Ishaan Tharoor writes,
“This so-called ‘maximum pressure’ strategy demonstrates that not a lot of thought was given about the complexities involved in the designation, such as the fact that the IRGC is not a monolith and is also made up of conscripts who have no choice but to serve,” Holly Dagres, a nonresident fellow at the Atlantic Council, said to Today’s WorldView. She added that this was part of the reason the national security establishment in Washington long resisted making the move.
The White House’s targeting of Iran also betrays its deep ideological animus toward Tehran. It has entertained no similar measures for the military intelligence services in Pakistan or the Persian Gulf monarchies, which, at various points, have maintained their own networks of support for a host of extremist groups with blood on their hands.

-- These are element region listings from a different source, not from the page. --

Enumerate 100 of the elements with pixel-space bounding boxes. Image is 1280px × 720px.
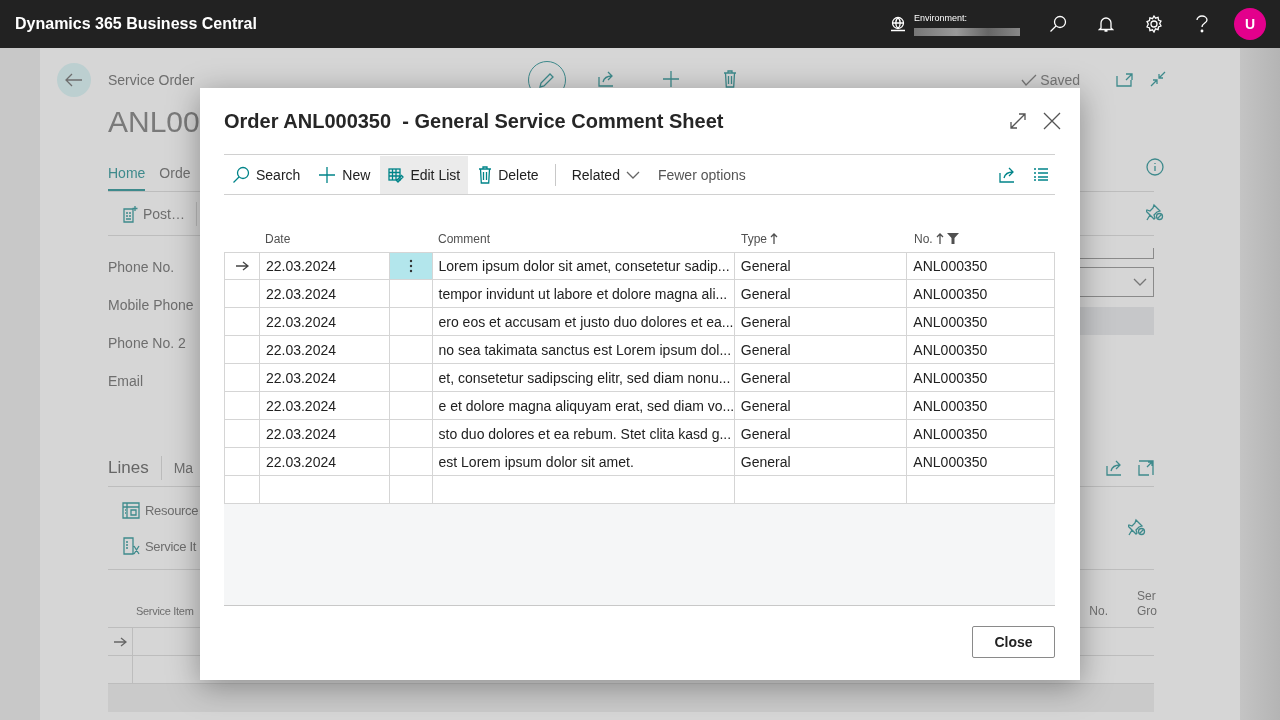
toolbar-button[interactable]: Search [224, 155, 309, 194]
table-cell: tempor invidunt ut labore et dolore magna ali... [432, 280, 735, 307]
share-icon[interactable] [999, 166, 1017, 183]
current-row-arrow-icon [234, 261, 249, 271]
table-cell: 22.03.2024 [259, 420, 390, 447]
column-header: Ser Gro [1137, 589, 1157, 619]
column-header[interactable]: Comment [438, 231, 490, 246]
table-cell: General [734, 420, 908, 447]
section-tab[interactable]: Ma [173, 460, 194, 476]
row-arrow-icon [113, 636, 127, 647]
close-button[interactable]: Close [972, 626, 1055, 658]
app-title: Dynamics 365 Business Central [15, 15, 257, 33]
maximize-icon[interactable] [1009, 112, 1027, 130]
chevron-down-icon [1133, 278, 1147, 286]
post-icon [122, 204, 138, 223]
search-icon[interactable] [1049, 15, 1067, 33]
open-in-new-window-icon[interactable] [1116, 73, 1134, 87]
page-title: ANL00 [108, 104, 200, 140]
table-cell: General [734, 280, 908, 307]
filter-icon [946, 233, 959, 244]
table-cell-text: ANL000350 [912, 257, 989, 276]
edit-list-icon [388, 166, 405, 183]
close-icon[interactable] [1043, 112, 1061, 130]
share-icon[interactable] [598, 70, 616, 87]
field-label: Phone No. 2 [108, 334, 187, 353]
pin-icon[interactable] [1146, 203, 1164, 221]
expand-icon[interactable] [1138, 460, 1154, 476]
table-cell-text: ANL000350 [912, 424, 989, 444]
toolbar-button[interactable]: Edit List [380, 155, 469, 194]
column-header: Service Item [136, 604, 194, 619]
resource-icon [122, 501, 140, 519]
field-label: Email [108, 372, 144, 391]
page-tab[interactable]: Orde [159, 165, 191, 191]
table-cell-text: ANL000350 [912, 396, 989, 416]
saved-status: Saved [1040, 72, 1080, 88]
environment-label: Environment: [914, 12, 969, 23]
table-cell-text: ANL000350 [912, 452, 989, 472]
sort-up-icon [770, 233, 778, 244]
field-label: Mobile Phone [108, 296, 194, 315]
dialog-title: Order ANL000350 - General Service Comment Sheet [224, 109, 724, 133]
service-item-icon [122, 537, 140, 555]
column-header: No. [1089, 604, 1108, 619]
menu-button[interactable]: Related [563, 155, 648, 194]
back-button[interactable] [57, 63, 91, 97]
table-cell: e et dolore magna aliquyam erat, sed diam vo... [432, 392, 735, 419]
settings-icon[interactable] [1145, 15, 1163, 33]
trash-icon[interactable] [723, 69, 737, 88]
table-cell: Lorem ipsum dolor sit amet, consetetur sadip... [432, 253, 735, 279]
table-cell: est Lorem ipsum dolor sit amet. [432, 448, 735, 475]
table-cell: et, consetetur sadipscing elitr, sed diam nonu... [432, 364, 735, 391]
toolbar-button[interactable]: Delete [470, 155, 547, 194]
table-cell: General [734, 448, 908, 475]
table-cell: 22.03.2024 [259, 336, 390, 363]
breadcrumb: Service Order [108, 72, 196, 88]
table-cell: 22.03.2024 [259, 364, 390, 391]
table-cell: General [734, 364, 908, 391]
table-cell-text: ANL000350 [912, 312, 989, 332]
table-cell: General [734, 336, 908, 363]
globe-icon[interactable] [890, 16, 906, 32]
column-header[interactable]: No. [914, 231, 933, 246]
table-cell: 22.03.2024 [259, 308, 390, 335]
table-cell: 22.03.2024 [259, 280, 390, 307]
toolbar-button[interactable]: New [310, 155, 379, 194]
table-cell: ero eos et accusam et justo duo dolores et ea... [432, 308, 735, 335]
toolbar-link[interactable]: Fewer options [649, 155, 754, 194]
sort-up-icon [935, 233, 944, 244]
lines-action[interactable]: Service It [145, 538, 197, 554]
post-action[interactable]: Post… [143, 205, 185, 222]
table-cell: 22.03.2024 [259, 448, 390, 475]
back-arrow-icon [65, 73, 83, 87]
column-header[interactable]: Date [265, 231, 291, 246]
table-cell-text: ANL000350 [912, 284, 989, 304]
field-label: Phone No. [108, 258, 176, 277]
plus-icon[interactable] [662, 69, 680, 88]
table-cell: 22.03.2024 [259, 392, 390, 419]
pin-icon[interactable] [1128, 517, 1146, 536]
table-cell-text: ANL000350 [912, 368, 989, 388]
share-icon[interactable] [1106, 460, 1124, 476]
table-cell-text: ANL000350 [912, 340, 989, 360]
info-icon[interactable] [1146, 158, 1164, 176]
plus-icon [318, 165, 337, 184]
pencil-icon [538, 71, 556, 89]
table-cell: 22.03.2024 [259, 253, 390, 279]
list-icon[interactable] [1033, 166, 1049, 181]
check-icon [1021, 74, 1038, 86]
table-cell: General [734, 392, 908, 419]
table-cell: no sea takimata sanctus est Lorem ipsum dol... [432, 336, 735, 363]
collapse-icon[interactable] [1150, 70, 1166, 87]
more-options-icon[interactable] [408, 259, 413, 273]
bell-icon[interactable] [1098, 15, 1114, 33]
table-cell: General [734, 308, 908, 335]
column-header[interactable]: Type [741, 231, 767, 246]
table-cell: General [734, 253, 908, 279]
lines-action[interactable]: Resource [145, 502, 199, 518]
table-cell: sto duo dolores et ea rebum. Stet clita kasd g... [432, 420, 735, 447]
user-avatar[interactable]: U [1234, 8, 1266, 40]
trash-icon [478, 165, 493, 184]
help-icon[interactable] [1195, 15, 1209, 33]
chevron-down-icon [625, 170, 640, 179]
section-title: Lines [108, 458, 149, 478]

Jacob Heilbrunn, editor of the National Interest, argued that the latest decision was “championed by the lurid duo of John Bolton and Mike Pompeo” — Trump’s national security adviser and secretary of state, respectively — neoconservatives who are leading the president “willy-nilly, to a fresh conflict in the Middle East.”
The more blatant that bias in favor of the Sunni monarchies (and the Israeli far right) gets, in my opinion, the more likely it is to lead to some really unpleasant blowback. I'm against it too.